A solemn pre-Christmas service for all denominations aims to bring relief from the gloom that seems inevitable for some.
"The Longest Night" service will begin at 6 p.m. Sunday in the log chapel at Chapel by the Lake near Auke Lake. About 20 organizers, all lay people, have been involved in planning this free service, which has become an annual holiday event after several years of positive reaction from the public.
"Most of the program is music," said organizer Philip Mitchell. "Before and after the service, Rita Klaudt will play the harp. During the service, Doug Smith will play piano. Upbeat things like 'Jingle Bells' aren't appropriate; he'll play hymns and more thoughtful, seasonal music."
"The Longest Night" was inspired by several ideas.

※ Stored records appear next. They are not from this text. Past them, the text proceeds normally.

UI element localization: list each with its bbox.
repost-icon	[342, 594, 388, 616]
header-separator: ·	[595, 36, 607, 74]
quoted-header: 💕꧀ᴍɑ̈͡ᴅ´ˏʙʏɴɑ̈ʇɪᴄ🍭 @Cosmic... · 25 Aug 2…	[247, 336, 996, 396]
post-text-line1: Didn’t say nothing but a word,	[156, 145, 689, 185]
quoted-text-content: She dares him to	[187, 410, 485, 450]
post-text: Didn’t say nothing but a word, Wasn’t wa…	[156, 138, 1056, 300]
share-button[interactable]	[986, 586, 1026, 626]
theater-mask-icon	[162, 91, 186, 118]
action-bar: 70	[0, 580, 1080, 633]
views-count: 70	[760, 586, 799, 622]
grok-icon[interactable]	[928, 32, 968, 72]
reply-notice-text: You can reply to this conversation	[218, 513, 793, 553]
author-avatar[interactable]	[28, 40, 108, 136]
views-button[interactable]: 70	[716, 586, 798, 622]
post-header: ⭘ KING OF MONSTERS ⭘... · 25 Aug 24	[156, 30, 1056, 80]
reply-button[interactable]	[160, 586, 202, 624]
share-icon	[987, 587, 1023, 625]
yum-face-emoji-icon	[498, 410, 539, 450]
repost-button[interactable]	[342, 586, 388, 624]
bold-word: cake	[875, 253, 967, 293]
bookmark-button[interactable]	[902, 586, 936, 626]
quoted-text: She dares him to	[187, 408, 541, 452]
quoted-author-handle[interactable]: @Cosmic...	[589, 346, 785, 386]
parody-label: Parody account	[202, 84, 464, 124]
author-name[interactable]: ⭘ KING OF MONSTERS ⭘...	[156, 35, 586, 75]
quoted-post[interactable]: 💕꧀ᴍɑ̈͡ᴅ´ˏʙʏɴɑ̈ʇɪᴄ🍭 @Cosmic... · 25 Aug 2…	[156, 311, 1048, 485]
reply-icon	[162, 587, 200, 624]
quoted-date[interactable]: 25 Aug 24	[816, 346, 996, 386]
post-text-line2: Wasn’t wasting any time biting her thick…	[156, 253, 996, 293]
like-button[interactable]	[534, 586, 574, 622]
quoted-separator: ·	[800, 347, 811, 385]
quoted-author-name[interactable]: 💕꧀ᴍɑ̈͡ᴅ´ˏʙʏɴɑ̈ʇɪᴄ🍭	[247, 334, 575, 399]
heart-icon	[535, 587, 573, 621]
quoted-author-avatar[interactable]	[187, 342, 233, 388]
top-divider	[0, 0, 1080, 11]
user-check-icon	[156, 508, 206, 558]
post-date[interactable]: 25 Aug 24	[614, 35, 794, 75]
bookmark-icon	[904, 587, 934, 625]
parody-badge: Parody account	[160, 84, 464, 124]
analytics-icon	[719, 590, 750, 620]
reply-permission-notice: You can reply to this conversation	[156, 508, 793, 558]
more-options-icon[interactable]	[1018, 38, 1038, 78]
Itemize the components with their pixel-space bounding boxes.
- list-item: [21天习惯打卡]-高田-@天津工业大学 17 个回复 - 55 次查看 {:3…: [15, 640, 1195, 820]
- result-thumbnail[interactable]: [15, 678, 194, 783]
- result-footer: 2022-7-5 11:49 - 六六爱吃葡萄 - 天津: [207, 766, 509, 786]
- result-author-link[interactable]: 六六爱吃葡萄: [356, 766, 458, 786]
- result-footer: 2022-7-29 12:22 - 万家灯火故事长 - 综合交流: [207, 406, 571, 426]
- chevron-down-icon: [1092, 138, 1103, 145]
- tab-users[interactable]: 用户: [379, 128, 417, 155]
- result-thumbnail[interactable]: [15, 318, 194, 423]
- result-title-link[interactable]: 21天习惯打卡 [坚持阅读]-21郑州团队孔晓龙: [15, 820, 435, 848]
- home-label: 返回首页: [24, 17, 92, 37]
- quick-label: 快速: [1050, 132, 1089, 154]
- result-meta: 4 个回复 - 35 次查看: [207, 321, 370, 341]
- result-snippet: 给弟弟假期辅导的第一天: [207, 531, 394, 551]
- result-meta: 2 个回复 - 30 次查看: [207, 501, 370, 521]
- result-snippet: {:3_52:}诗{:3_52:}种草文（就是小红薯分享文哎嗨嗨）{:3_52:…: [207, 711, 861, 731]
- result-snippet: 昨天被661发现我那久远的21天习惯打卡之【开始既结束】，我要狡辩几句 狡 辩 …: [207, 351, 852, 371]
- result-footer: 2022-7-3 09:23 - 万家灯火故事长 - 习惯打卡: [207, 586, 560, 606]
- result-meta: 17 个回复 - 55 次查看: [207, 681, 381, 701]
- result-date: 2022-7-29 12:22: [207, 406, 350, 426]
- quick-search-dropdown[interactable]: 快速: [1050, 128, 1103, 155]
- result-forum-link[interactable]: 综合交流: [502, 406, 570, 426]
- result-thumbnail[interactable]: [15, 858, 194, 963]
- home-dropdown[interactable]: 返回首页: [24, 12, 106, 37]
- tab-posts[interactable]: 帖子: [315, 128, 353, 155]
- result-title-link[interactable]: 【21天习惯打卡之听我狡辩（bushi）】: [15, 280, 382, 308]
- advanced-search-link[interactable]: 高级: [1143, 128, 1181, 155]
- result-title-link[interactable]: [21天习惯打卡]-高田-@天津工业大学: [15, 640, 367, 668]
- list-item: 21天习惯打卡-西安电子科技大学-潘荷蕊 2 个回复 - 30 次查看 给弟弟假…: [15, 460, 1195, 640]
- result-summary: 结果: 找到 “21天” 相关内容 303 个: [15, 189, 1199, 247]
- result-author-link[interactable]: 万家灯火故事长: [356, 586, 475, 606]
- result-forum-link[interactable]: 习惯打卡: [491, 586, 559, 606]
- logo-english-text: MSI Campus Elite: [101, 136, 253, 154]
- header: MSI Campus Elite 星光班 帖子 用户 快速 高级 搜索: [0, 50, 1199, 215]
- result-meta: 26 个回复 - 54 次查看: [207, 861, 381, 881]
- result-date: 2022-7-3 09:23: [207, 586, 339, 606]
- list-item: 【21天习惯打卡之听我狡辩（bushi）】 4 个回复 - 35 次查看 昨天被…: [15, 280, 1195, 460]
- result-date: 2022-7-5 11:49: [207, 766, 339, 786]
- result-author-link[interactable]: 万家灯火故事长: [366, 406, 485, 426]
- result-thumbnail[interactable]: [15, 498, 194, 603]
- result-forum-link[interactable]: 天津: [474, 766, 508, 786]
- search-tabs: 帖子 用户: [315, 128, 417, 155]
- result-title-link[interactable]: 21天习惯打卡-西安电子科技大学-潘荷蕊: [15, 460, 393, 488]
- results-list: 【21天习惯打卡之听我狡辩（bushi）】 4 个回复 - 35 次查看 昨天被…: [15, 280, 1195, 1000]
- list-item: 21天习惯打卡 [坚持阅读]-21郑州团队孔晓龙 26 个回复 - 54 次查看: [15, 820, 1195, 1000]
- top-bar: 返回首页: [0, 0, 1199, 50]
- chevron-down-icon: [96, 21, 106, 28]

One is literal; winter solstice is the longest night of the year. Another is spiritual; many religions describe the coming of a savior as a light appearing in darkness.
"We recognize that it's the big holiday season of the year, but it's not always a joyous time for some people," Mitchell said. "As we know, living here in Juneau, even with family here, it is not necessarily a good time because of the darkness. A lot of people have a dark feeling. They may be mourning for a parent or another family member who is recently deceased. They may be depressed. They may be away from family because they can't afford to travel."
"I know one woman who would have celebrated her 32nd wedding anniversary this season, but she's recently divorced," he said.
Those who attend may be of any denomination, or no particular faith. No one is required to participate in the service, Mitchell said. However, there will be candles available should people wish to light one in remembrance of a loved one.
Chapel by the Lake volunteers will be available for sympathetic conversation after the service. "We are not counselors, but some of us have seven or eight years of training in caregiving and in listening skills," Mitchell said. "But no one has to share if he chooses not to."
Martha Morris is one of the listeners who will be on hand following the service.
"Any displacement within your life, even moving a long way to work in Alaska, can lead to feelings of depression, Morris said. "Any crisis that changes the pattern of the life you have always known" and which hasn't been resolved yet can make the season less jolly.
"We'll all have name tags on. We're available to let people be who they are and where they are and not try to push them into anything. And a fair number of them really do want to talk," Morris said.